Thanks to information sharing, Nigeria was forewarned and stopped Ebola before it could take off.

We learned that there are gaps in our knowledge, Dr. Farrar said. “If you look at SARS, if you look at MERS [Middle East Respiratory Syndrome], if you look at Ebola, we have no drugs and we have no vaccines. Imagine going to the clinic with your family and a doctor or a nurse tells you, ‘I’m sorry, we have no treatment for you. Have no vaccine.’”

“It’s unthinkable,” he said. “But that’s what’s happened in all of these epidemics and at the end of each epidemic we’ve moved on … but I believe that this time will be different. During our Ebola epidemic, the amazing global coalition came together.”

Out of Ebola came one phenomenal achievement. “Even in the height of that panic, we were able to show that a vaccine for Ebola works,” Dr. Farrar said. “Never before during the course of an epidemic have we been able to show that.”

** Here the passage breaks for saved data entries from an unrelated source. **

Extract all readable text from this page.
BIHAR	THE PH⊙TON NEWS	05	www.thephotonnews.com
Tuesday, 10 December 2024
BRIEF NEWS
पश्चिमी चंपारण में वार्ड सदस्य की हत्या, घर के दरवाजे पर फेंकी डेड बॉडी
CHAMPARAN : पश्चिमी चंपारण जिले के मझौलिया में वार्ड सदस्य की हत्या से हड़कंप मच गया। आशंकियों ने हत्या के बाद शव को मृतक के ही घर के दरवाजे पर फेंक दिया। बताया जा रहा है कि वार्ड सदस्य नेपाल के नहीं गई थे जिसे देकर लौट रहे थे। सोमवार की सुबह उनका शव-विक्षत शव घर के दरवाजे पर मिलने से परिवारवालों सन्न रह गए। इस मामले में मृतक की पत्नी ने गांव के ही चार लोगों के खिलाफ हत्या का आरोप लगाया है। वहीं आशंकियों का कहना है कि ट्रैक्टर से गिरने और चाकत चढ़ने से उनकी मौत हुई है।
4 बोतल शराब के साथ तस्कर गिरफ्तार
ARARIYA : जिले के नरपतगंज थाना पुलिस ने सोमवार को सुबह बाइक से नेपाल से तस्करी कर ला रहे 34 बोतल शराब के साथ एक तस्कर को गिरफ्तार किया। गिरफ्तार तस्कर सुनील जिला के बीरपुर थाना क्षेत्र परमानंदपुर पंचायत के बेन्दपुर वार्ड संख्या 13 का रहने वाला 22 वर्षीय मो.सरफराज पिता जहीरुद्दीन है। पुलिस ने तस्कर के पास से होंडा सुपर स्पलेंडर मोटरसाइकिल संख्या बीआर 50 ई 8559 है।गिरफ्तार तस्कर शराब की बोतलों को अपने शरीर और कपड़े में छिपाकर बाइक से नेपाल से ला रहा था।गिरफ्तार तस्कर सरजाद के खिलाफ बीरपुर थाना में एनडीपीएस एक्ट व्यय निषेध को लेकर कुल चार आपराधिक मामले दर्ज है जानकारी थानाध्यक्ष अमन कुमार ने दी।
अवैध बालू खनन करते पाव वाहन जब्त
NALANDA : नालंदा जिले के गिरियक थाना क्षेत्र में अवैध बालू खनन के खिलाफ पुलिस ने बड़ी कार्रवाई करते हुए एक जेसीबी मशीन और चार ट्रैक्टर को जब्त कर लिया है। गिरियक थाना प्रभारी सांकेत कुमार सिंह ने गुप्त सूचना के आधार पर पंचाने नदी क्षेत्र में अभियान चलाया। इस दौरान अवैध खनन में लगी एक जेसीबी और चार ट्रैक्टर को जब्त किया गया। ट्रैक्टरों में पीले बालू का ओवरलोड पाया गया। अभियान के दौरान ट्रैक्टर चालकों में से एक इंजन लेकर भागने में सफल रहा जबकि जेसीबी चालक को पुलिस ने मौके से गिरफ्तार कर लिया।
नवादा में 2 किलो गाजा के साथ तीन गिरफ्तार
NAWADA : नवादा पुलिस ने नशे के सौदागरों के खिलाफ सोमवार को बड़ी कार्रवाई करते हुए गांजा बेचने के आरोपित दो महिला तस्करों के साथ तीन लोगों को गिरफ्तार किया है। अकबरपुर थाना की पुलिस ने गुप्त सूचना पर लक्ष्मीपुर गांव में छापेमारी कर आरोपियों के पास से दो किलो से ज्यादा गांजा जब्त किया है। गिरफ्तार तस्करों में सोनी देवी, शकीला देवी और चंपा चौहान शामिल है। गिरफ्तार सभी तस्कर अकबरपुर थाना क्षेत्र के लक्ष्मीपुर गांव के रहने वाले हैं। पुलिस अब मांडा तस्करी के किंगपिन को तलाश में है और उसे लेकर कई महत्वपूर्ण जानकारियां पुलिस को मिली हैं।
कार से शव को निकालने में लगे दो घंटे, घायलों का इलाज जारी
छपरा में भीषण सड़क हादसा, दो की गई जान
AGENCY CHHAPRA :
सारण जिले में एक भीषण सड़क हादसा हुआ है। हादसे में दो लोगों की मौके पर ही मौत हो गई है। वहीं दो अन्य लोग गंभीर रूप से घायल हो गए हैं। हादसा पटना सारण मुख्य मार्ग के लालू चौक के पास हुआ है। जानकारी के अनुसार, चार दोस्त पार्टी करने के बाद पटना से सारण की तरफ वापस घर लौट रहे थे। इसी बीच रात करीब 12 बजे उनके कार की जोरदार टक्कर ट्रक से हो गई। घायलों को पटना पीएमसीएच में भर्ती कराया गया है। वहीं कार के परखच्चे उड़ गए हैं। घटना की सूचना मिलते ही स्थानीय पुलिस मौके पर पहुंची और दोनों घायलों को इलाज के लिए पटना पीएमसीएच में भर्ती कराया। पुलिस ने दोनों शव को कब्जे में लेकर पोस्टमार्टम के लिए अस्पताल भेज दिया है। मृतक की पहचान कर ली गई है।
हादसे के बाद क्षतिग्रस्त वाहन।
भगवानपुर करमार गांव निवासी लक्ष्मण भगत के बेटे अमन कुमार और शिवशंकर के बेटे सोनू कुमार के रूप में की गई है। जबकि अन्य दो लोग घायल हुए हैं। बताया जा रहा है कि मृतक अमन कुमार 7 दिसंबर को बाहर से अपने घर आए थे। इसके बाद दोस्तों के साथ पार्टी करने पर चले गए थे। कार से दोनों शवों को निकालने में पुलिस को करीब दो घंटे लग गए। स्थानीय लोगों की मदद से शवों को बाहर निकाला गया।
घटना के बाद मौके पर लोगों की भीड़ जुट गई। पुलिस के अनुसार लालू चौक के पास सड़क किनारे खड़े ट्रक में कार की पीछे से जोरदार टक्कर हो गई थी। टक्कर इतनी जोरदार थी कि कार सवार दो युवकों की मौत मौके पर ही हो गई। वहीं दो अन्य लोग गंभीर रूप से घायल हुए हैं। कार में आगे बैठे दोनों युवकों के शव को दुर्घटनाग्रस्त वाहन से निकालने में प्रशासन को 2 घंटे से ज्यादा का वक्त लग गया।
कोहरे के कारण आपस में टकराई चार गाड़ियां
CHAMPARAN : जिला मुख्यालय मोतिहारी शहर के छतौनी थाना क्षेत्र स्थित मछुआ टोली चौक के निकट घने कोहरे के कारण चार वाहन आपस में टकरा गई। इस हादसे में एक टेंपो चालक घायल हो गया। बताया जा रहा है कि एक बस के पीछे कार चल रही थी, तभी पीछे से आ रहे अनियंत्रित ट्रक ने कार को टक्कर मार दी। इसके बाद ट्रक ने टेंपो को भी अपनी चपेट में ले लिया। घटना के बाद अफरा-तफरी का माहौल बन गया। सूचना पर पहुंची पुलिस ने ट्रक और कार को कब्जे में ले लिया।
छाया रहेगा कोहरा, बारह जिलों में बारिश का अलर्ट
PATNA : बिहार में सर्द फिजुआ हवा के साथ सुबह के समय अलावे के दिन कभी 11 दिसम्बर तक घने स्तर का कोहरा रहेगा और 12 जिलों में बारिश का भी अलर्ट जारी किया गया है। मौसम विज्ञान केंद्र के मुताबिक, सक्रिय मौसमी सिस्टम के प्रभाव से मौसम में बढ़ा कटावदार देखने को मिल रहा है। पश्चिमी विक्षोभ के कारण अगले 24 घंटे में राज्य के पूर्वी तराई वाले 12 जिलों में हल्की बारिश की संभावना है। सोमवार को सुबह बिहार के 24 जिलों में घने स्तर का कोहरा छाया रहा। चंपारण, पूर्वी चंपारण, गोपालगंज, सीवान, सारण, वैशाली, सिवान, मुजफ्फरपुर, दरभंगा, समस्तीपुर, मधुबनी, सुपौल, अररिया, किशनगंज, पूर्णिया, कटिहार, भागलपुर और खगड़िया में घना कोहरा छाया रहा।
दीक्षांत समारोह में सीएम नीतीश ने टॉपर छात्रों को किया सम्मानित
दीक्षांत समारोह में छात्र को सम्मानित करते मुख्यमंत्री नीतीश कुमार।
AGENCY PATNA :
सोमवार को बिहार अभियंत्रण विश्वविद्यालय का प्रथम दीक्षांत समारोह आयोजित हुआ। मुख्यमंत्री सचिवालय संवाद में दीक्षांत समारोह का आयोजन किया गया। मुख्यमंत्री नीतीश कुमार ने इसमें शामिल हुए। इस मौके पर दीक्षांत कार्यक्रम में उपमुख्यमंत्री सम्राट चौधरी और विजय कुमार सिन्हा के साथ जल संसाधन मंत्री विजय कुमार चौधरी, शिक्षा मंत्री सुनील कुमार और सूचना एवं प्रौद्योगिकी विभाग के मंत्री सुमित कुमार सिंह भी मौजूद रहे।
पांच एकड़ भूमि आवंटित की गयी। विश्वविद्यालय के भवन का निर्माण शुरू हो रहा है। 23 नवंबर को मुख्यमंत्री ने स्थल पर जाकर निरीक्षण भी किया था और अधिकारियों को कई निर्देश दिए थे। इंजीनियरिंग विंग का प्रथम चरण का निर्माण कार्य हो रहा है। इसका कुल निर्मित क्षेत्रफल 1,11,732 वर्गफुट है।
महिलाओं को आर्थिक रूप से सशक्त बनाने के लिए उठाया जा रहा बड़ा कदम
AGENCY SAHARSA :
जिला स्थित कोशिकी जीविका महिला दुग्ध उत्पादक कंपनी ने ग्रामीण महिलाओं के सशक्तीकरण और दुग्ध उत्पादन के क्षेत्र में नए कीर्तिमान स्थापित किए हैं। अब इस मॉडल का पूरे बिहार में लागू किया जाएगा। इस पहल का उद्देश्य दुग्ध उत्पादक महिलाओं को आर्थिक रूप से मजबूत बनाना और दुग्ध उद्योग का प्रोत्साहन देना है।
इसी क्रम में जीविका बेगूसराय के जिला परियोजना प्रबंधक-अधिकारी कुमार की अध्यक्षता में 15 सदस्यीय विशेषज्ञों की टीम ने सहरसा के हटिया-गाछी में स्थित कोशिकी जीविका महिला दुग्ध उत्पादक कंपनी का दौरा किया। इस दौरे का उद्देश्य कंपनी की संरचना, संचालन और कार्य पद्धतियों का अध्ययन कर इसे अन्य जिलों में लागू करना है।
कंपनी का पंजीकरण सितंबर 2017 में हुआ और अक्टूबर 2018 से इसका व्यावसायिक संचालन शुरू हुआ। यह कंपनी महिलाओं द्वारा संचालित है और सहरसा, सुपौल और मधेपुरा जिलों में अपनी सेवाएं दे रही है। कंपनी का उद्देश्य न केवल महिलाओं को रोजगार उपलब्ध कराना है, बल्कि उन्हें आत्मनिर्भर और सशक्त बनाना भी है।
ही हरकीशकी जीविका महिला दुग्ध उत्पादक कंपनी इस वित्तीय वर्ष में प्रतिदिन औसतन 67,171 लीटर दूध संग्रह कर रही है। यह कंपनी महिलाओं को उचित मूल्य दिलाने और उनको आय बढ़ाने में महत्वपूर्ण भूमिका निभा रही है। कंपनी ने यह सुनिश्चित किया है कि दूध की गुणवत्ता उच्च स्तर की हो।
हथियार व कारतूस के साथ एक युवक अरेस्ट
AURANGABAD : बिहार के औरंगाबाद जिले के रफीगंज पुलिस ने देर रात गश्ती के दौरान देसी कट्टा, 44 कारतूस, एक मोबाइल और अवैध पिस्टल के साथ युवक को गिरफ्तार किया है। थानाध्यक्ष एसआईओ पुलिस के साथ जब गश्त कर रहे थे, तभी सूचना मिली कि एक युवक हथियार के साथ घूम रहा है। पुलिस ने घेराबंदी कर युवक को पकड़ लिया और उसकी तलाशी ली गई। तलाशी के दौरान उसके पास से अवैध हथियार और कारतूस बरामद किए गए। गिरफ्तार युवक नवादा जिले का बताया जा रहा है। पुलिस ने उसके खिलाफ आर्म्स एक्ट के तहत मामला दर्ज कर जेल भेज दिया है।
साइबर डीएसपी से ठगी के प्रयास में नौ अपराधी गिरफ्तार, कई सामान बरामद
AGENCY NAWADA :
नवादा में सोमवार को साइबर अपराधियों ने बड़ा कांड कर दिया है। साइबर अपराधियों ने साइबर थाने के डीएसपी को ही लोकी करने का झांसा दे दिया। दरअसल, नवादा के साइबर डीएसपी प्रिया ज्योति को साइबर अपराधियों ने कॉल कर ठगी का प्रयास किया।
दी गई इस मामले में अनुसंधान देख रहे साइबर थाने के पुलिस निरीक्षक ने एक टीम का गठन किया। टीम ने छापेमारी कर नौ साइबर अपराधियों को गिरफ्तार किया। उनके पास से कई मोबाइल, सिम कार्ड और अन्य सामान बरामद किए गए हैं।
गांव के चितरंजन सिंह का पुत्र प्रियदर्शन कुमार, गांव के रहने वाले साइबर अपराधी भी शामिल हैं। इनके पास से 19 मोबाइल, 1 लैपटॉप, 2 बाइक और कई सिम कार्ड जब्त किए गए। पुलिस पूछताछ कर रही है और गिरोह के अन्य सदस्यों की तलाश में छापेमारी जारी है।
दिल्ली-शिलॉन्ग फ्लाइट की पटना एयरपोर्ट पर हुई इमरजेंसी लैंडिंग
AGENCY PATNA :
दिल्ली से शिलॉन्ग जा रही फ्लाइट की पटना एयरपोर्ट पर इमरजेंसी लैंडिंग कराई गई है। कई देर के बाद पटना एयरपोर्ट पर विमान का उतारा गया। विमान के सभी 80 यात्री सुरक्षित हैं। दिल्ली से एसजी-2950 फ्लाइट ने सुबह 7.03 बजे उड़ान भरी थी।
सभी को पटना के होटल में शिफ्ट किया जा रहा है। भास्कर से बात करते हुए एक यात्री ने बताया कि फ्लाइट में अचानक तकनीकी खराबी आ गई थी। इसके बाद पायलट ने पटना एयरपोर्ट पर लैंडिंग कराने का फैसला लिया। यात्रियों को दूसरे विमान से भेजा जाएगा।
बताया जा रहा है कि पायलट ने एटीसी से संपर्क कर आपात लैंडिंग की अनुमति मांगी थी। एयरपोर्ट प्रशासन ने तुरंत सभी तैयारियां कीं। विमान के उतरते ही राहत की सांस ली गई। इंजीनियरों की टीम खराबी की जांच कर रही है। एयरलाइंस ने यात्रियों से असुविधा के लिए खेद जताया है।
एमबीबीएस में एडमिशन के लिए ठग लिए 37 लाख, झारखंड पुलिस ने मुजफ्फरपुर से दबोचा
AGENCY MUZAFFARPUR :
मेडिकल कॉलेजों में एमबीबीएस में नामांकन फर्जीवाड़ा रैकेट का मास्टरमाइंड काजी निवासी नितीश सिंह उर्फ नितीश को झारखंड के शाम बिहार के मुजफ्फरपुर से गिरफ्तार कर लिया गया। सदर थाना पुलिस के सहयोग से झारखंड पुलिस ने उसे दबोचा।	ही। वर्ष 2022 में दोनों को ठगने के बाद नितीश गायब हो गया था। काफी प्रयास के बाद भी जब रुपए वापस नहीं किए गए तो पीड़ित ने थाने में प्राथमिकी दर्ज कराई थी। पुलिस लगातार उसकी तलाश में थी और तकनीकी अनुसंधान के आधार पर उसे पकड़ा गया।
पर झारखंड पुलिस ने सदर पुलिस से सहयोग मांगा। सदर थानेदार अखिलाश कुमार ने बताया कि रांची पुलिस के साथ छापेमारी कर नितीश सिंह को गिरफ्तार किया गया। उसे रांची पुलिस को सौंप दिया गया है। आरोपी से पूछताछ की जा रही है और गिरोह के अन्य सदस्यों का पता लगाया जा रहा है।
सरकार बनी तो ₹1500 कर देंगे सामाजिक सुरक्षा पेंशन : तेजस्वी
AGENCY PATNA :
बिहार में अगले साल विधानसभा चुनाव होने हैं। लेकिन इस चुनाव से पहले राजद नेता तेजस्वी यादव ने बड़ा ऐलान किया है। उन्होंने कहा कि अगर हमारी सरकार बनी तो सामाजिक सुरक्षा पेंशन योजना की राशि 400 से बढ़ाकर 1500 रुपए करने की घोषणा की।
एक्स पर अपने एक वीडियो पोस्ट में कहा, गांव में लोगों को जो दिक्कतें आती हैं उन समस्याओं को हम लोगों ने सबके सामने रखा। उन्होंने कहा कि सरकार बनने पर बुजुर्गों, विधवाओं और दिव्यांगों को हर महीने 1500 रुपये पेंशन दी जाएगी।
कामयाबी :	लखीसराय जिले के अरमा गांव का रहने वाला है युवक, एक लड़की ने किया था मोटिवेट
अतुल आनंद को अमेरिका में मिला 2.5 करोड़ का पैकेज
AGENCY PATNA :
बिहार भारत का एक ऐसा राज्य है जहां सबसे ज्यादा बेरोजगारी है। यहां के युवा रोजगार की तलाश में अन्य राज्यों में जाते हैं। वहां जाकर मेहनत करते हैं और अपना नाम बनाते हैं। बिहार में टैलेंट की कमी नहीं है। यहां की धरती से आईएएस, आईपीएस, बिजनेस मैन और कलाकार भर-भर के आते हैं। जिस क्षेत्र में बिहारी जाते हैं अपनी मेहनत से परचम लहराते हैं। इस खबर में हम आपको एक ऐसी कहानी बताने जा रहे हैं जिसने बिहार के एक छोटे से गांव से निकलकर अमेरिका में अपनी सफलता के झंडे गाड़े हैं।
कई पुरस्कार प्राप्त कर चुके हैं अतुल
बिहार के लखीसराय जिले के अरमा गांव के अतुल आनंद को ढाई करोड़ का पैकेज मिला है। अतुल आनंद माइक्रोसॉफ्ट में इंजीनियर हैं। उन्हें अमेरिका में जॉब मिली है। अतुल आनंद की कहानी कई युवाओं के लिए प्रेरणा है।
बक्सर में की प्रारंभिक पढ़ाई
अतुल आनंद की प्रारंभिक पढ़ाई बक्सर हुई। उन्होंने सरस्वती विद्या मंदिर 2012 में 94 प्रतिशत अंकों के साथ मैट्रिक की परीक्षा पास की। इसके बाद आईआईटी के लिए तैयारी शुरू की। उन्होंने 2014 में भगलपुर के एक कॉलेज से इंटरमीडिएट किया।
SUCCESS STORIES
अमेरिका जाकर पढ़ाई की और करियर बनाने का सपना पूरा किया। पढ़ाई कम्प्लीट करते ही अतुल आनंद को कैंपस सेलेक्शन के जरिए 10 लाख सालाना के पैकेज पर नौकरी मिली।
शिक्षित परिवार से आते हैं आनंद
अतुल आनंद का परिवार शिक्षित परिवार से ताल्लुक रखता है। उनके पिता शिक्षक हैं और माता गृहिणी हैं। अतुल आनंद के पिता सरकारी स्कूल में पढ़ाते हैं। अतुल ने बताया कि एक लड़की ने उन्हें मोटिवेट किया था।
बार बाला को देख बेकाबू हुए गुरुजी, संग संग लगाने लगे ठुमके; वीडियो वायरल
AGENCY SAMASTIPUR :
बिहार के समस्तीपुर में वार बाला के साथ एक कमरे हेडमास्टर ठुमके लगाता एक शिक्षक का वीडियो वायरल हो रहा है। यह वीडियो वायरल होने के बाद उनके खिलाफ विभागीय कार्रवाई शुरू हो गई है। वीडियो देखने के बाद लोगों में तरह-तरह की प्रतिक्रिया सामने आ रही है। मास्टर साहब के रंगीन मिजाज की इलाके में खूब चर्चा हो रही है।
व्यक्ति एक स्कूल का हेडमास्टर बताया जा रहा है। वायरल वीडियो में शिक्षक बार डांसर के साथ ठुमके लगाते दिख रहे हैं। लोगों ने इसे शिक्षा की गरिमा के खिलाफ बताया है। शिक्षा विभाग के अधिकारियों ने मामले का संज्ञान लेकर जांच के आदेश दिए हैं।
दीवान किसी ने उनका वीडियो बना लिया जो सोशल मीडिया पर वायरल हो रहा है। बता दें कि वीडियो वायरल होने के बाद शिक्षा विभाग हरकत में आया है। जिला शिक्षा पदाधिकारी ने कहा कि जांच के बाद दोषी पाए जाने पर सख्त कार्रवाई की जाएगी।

“The power of science and the power of innovation and the power of the ability to lead and make bold decisions transformed an epidemic and that was an absolutely crucial lesson. “When we think of the future … when we really have the courage to try, we can change the world,” he said.

At the start of the HIV/AIDS epidemic, Dr. Farrar was a young doctor. He saw many people die because there was no treatment. “But then we invested in science and we invested in people. We were able to bring antiretroviral drugs to the world and transform what was a death sentence into a manageable condition.”

“Although I’ve been personally terrified, I go home in the evening fearing what I might take in there, remembering the lesson from Carlo Urbani, I also know that I’ve never been more optimistic of our ability to change the world,” said Dr. Farrar. “If we grasp that moment, we can make the world a better place for everybody.”

The world is a very small place, he said. What happens in Kathmandu will affect what happens in Kansas. “Remember that SARS devastated Toronto, Ebola came to London … Zika spread from Central and South America and is now in Florida. What happens in any part of the world will affect all of us.”